Salgado Araujo had been living in the United States for nearly 35 years, raising three sons with his wife, and was dedicated to giving his family “the American dream,” his son told reporters Wednesday.

He was a hard-working man who spent the last three decades building homes in the Houston suburbs. He ended his day “by coming home, sitting on the porch, eating a hearty meal made by my mother, going to sleep, and doing it all over again the next day,” Ronaldo Salgado said.

His son recalled how Salgado Araujo recently gathered pictures and statements from employers and loved ones for a work permit application, saying he was “close to obtaining his legal status.”

“We dotted every ‘i’, crossed every ‘t,’ filled every document, attended every appointment,” Ronaldo Salgado said.

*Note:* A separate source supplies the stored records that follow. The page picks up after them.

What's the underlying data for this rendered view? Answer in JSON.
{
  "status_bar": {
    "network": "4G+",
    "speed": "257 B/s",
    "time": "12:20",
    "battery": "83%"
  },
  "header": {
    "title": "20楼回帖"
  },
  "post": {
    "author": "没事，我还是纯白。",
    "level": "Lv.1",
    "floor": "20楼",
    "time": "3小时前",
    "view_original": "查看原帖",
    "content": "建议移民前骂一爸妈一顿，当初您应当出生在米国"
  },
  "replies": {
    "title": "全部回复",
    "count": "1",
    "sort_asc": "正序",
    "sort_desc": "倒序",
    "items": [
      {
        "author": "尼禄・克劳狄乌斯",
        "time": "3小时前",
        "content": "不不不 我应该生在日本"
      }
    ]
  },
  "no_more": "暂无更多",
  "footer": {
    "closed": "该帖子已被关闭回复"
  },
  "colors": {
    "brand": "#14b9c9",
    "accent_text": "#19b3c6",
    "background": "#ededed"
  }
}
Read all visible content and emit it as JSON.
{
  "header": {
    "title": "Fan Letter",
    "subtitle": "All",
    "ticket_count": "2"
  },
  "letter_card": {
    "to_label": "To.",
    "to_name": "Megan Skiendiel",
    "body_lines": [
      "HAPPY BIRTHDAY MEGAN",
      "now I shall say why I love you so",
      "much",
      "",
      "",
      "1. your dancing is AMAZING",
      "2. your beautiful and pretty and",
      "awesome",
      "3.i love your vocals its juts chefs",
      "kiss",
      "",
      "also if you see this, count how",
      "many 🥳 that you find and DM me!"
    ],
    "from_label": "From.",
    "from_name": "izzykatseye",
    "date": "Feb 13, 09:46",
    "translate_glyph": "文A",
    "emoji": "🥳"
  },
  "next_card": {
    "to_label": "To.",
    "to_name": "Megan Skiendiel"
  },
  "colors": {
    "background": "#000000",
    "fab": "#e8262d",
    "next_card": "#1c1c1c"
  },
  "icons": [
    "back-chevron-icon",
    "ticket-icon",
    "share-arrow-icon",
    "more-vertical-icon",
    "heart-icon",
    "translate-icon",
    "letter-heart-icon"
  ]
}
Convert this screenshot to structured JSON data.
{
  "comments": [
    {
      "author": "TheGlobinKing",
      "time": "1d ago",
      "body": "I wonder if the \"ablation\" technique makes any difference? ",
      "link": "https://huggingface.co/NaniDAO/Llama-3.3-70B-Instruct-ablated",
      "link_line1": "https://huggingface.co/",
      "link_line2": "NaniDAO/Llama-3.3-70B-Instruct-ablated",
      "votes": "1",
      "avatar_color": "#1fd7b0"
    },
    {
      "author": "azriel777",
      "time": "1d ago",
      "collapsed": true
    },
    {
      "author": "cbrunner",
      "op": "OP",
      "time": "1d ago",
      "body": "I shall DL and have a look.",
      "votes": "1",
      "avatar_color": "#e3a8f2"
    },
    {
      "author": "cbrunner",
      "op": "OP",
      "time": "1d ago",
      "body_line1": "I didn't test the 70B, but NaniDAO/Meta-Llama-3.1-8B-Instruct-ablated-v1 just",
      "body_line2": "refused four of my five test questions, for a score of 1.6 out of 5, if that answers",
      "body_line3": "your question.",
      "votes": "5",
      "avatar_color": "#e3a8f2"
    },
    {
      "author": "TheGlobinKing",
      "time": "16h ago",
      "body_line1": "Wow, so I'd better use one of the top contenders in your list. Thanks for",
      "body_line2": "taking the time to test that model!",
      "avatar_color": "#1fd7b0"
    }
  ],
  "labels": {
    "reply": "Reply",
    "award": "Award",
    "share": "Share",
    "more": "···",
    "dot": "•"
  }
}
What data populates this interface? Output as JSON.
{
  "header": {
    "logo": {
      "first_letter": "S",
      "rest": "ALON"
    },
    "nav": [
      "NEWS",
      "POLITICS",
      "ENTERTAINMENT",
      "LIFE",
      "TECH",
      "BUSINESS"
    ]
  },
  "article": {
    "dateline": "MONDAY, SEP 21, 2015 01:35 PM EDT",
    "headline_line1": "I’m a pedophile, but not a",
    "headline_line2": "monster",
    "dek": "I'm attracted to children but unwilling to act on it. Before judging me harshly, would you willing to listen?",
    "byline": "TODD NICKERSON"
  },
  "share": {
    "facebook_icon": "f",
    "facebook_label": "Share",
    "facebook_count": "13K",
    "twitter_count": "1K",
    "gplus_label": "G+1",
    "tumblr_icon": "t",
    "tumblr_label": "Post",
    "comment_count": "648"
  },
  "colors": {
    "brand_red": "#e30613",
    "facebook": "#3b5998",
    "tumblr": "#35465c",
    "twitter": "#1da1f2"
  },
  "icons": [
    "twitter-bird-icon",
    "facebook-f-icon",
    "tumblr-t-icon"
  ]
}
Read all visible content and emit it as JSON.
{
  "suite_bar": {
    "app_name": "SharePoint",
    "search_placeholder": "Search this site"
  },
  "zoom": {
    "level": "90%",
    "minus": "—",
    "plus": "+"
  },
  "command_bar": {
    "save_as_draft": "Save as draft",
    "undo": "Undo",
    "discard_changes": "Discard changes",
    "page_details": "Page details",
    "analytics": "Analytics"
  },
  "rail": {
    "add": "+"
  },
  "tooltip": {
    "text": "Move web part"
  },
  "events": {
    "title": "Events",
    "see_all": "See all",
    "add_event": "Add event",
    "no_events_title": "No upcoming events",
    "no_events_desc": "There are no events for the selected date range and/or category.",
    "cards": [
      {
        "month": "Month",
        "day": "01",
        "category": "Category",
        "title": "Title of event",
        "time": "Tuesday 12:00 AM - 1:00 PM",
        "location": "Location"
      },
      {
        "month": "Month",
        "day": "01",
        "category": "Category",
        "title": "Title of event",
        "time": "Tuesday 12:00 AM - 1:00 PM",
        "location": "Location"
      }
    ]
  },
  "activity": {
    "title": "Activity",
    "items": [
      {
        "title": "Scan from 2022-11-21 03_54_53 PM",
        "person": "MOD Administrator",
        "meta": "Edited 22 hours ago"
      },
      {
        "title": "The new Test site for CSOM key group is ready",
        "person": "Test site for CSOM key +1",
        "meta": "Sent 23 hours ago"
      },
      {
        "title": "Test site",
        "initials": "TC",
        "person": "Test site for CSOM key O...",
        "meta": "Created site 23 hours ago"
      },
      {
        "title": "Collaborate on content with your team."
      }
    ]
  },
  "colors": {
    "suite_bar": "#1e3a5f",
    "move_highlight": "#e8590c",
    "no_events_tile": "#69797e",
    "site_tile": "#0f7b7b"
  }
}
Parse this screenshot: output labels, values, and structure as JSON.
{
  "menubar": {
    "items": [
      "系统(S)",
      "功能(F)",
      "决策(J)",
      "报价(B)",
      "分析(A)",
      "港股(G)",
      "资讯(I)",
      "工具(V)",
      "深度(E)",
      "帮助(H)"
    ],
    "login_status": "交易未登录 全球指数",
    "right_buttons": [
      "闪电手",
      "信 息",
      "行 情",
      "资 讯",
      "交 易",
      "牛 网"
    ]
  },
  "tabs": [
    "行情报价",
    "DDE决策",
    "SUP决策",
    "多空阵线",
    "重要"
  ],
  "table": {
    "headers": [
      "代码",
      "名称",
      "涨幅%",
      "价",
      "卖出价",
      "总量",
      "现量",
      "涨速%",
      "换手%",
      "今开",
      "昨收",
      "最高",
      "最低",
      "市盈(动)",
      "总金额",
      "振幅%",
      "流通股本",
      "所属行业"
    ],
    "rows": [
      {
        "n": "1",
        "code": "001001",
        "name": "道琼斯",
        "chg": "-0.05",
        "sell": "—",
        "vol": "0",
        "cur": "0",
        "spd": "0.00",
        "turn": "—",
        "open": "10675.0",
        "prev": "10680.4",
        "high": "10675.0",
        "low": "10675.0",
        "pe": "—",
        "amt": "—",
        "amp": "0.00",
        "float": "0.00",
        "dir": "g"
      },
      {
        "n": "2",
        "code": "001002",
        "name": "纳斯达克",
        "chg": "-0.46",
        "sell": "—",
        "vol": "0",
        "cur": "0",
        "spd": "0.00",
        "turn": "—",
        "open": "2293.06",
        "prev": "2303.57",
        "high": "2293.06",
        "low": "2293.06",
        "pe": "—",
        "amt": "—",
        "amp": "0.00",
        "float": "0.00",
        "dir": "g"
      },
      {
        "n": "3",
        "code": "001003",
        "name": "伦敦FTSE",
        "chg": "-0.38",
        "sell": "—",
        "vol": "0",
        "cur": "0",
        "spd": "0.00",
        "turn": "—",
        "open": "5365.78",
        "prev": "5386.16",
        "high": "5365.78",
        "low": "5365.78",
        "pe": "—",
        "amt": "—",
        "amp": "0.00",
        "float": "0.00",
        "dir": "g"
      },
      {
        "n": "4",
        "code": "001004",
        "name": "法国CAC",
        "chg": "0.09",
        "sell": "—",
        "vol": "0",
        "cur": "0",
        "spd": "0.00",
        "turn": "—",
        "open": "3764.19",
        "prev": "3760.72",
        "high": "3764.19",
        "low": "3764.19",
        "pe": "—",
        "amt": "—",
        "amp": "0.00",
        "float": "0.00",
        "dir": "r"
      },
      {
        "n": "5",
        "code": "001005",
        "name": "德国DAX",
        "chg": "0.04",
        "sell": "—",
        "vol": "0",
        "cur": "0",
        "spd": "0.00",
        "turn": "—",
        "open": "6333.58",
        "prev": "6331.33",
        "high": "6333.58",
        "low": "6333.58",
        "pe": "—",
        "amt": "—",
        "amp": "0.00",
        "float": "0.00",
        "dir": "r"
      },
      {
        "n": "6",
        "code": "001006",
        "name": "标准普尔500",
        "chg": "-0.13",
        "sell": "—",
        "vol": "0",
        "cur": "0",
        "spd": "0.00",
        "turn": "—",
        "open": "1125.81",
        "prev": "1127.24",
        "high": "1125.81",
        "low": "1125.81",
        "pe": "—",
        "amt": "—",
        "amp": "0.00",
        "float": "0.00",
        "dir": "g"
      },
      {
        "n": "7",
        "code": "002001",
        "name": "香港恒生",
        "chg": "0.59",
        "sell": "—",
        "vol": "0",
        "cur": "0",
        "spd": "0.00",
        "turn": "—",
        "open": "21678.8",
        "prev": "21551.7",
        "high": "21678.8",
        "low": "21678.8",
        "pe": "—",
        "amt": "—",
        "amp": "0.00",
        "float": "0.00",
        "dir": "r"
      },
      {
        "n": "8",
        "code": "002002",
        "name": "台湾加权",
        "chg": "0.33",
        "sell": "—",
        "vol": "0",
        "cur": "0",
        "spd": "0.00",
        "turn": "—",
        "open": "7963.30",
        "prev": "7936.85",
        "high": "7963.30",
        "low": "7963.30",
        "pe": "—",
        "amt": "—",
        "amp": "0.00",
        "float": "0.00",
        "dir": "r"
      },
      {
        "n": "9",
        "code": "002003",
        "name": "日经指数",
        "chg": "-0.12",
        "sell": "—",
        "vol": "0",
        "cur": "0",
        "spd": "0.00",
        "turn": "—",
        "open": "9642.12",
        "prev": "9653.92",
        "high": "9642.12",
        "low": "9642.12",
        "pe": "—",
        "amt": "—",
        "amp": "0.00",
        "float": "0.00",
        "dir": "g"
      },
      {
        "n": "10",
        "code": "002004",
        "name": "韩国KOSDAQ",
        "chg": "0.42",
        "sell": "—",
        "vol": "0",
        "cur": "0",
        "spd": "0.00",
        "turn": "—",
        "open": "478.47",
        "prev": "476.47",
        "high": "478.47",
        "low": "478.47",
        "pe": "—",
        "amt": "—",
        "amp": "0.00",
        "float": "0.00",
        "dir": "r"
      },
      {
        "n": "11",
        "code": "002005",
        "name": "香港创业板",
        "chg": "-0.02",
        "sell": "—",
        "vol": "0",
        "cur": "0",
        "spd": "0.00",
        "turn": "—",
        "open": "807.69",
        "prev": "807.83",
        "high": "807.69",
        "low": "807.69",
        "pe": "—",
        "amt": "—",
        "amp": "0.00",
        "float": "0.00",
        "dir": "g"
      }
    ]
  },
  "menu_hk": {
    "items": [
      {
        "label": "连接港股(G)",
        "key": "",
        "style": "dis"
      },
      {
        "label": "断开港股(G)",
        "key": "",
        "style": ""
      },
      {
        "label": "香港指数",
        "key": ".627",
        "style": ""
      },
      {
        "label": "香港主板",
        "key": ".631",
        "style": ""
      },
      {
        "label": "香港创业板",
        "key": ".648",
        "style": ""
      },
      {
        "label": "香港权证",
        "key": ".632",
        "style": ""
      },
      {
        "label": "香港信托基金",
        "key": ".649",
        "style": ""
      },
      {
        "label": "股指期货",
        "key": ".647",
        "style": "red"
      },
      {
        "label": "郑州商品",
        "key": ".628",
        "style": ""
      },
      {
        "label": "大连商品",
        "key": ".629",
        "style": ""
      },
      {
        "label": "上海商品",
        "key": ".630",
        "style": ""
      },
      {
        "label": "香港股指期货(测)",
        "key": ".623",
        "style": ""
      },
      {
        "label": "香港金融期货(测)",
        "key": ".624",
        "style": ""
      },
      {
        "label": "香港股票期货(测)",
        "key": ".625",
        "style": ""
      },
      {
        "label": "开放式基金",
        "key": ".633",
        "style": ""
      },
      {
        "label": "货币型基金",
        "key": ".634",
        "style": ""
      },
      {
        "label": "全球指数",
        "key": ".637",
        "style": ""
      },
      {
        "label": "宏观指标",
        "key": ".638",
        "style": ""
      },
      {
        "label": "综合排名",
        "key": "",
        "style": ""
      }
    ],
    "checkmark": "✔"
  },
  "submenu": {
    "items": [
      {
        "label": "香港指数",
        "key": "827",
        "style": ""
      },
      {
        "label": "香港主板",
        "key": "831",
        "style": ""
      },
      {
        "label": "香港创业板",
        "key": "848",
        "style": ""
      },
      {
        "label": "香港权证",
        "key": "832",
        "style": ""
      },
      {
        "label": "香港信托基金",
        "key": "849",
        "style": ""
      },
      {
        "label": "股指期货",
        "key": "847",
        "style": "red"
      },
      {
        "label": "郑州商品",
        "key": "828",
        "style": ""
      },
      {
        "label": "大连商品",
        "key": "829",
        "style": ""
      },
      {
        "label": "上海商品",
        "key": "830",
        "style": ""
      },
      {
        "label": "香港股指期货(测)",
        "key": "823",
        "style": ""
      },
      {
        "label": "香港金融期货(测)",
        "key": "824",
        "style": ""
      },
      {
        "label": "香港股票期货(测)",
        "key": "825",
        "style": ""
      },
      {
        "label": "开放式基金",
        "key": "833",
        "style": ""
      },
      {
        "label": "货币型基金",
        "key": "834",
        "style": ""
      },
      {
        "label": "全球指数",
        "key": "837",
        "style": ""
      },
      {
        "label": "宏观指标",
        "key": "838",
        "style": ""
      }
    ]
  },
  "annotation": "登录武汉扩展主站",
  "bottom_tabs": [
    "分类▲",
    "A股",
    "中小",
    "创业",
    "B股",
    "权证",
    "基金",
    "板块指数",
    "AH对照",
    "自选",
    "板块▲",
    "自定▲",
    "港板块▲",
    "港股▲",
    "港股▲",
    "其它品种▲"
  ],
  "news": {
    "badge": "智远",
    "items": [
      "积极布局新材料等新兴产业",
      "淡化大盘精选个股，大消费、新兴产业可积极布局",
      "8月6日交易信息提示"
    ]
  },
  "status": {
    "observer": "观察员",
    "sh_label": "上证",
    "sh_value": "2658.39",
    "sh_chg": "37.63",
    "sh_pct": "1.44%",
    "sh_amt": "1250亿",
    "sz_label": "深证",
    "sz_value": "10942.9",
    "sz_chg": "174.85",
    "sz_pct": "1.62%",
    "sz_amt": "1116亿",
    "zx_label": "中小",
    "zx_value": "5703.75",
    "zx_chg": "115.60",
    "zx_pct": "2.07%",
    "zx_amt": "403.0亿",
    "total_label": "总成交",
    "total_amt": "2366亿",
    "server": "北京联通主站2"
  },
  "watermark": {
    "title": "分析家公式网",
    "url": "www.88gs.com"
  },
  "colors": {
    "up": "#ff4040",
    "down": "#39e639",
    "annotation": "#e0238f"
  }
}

Salgado also called for a full investigation into his father’s death.

“He did not deserve to die. He did not deserve to be reduced to a headline of ‘Mexican man shot and killed by ICE,’” Salgado said. “He deserved to live a quiet life as Lorenzo Salgado Araujo, a husband, a father, and a job creator for dozens of men who also wanted the American dream.”

Several immigration enforcement operations in the US over the past year have resulted in fatalities –– with initial descriptions from authorities of clashes between agents and suspects sometimes later contradicted by video evidence.

A federal agent last year shot and killed 23-year-old Ruben Ray Martinez, a US citizen, during a traffic encounter, which DHS claimed was in response to the driver’s attempt to run over of a fellow agent. It is not clear in footage of the encounter, however, that the vehicle struck the agent.

In January, 37-year-old Renee Good, also a US citizen, was shot in the head by a federal immigration agent during a crackdown in Minneapolis. DHS again claimed Good was trying to hit the agent with her vehicle, which local officials and witnesses disputed.

In May, a former federal agent was arrested and charged with multiple counts of assault and falsely reporting a crime after making false statements under oath regarding the nonfatal shooting of a Venezuelan man in Minneapolis in January.